Cheryl Kinney is the Senior Director of Client Services and Quality Programs at the Alzheimer’s Association–St. Louis Chapter. Kinney has worked for over 20 years developing, coordinating, and supervising delivery of direct client services offered by the St. Louis chapter including the Helpline, care consultations, and education. She also serves as an adjunct instructor at Maryville University, University of Missouri–St. Louis, and Washington University in St. Louis and is a member of the Washington University School of Medicine Institutional Review Board.
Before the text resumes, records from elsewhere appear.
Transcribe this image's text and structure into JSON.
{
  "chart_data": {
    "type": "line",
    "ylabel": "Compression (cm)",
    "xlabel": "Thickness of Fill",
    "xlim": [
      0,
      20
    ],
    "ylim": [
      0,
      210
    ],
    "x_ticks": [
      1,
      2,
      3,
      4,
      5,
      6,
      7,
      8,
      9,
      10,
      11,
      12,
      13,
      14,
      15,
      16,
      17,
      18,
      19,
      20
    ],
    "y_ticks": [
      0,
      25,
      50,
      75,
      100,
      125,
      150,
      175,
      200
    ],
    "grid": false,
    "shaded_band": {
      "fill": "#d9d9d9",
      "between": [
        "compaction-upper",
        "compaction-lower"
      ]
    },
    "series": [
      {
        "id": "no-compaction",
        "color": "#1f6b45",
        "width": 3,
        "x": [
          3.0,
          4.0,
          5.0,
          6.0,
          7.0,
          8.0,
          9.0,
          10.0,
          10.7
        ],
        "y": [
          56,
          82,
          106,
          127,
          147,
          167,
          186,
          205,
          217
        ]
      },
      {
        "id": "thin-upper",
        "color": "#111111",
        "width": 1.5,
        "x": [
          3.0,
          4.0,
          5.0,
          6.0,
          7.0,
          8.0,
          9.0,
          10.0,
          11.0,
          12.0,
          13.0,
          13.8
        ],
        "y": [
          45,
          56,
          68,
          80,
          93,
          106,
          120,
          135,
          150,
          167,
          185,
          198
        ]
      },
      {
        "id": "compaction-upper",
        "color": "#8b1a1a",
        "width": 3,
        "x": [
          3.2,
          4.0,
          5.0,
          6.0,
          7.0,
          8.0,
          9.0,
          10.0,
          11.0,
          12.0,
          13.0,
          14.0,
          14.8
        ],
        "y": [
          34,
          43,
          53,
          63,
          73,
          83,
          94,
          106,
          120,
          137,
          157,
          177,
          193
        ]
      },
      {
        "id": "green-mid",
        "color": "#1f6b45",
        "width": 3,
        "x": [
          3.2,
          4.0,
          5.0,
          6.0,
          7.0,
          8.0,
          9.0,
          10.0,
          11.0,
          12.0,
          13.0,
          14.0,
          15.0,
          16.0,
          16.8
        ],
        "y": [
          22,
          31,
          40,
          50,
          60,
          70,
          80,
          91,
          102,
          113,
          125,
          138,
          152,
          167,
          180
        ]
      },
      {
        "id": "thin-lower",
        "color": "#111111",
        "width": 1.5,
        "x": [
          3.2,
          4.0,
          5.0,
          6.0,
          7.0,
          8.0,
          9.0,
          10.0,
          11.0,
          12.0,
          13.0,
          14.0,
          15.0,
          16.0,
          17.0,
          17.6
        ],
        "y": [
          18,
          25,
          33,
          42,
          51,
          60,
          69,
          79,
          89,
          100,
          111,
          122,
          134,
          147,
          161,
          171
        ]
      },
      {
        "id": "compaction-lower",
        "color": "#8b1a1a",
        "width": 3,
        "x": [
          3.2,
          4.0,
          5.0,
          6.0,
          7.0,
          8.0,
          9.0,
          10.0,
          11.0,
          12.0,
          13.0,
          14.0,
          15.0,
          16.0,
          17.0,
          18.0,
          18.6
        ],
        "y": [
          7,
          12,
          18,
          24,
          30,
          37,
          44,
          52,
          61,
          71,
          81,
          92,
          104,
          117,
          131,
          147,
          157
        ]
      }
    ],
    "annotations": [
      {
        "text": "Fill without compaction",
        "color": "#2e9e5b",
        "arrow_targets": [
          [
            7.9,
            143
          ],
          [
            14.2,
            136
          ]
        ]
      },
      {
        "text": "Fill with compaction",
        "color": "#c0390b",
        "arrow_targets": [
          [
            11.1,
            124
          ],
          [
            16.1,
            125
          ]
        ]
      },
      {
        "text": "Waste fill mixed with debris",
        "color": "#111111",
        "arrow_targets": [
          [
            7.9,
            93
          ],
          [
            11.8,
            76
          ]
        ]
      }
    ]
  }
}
Kinney was nominated by her practicum student Kakada Kuy and Vice President of Programs Stephanie Rohlfs-Young for her service to older adults and the aging field through practice and education.


The Alene & Meyer Kopolow Award for Geriatrics, Psychiatry, and Neurology recognizes stellar contributions to the care of older adults by a resident, post-residency fellow, or junior faculty member in neurology, psychiatry, medicine, or related disciplines through direct patient care, education, or research.

Tina Hissong, Foundation for Barnes-Jewish Hospital, presents the award to Ganesh Babulal. (Photo © Whitney Curtis)

Ganesh Babulal is an aging researcher currently working on research funded by the National Institute on Aging and Alzheimer’s Association to examine cognitive and functional changes in older adults with and without preclinical Alzheimer’s disease. Babulal uses standard road tests and naturalistic methodologies to examine driving performance and driving behavior to better understand driver safety and decline in preclinical Alzheimer’s disease. He was nominated by Professor Catherine Roe, PhD, and Professor Jean-Francois Trani, PhD, for his scientific contributions to research and dissemination.

2017 Poster Session

After the lecture, attendees enjoyed a poster session and reception highlighting St. Louis area research and evaluation of aging-relevant issues, programs, and policies. Posters covered a range of aging topics including dementia and Alzheimer’s disease, legacy beliefs across generations, influence of childhood experiences on health in later life, impact of case management on improved health outcomes, and more.

(Photo © Whitney Curtis)

The 17th Annual Friedman Lecture and Awards was made possible by the support of the Harvey A. and Dorismae Hacker Friedman Endowment for Aging at the Foundation for Barnes-Jewish Hospital.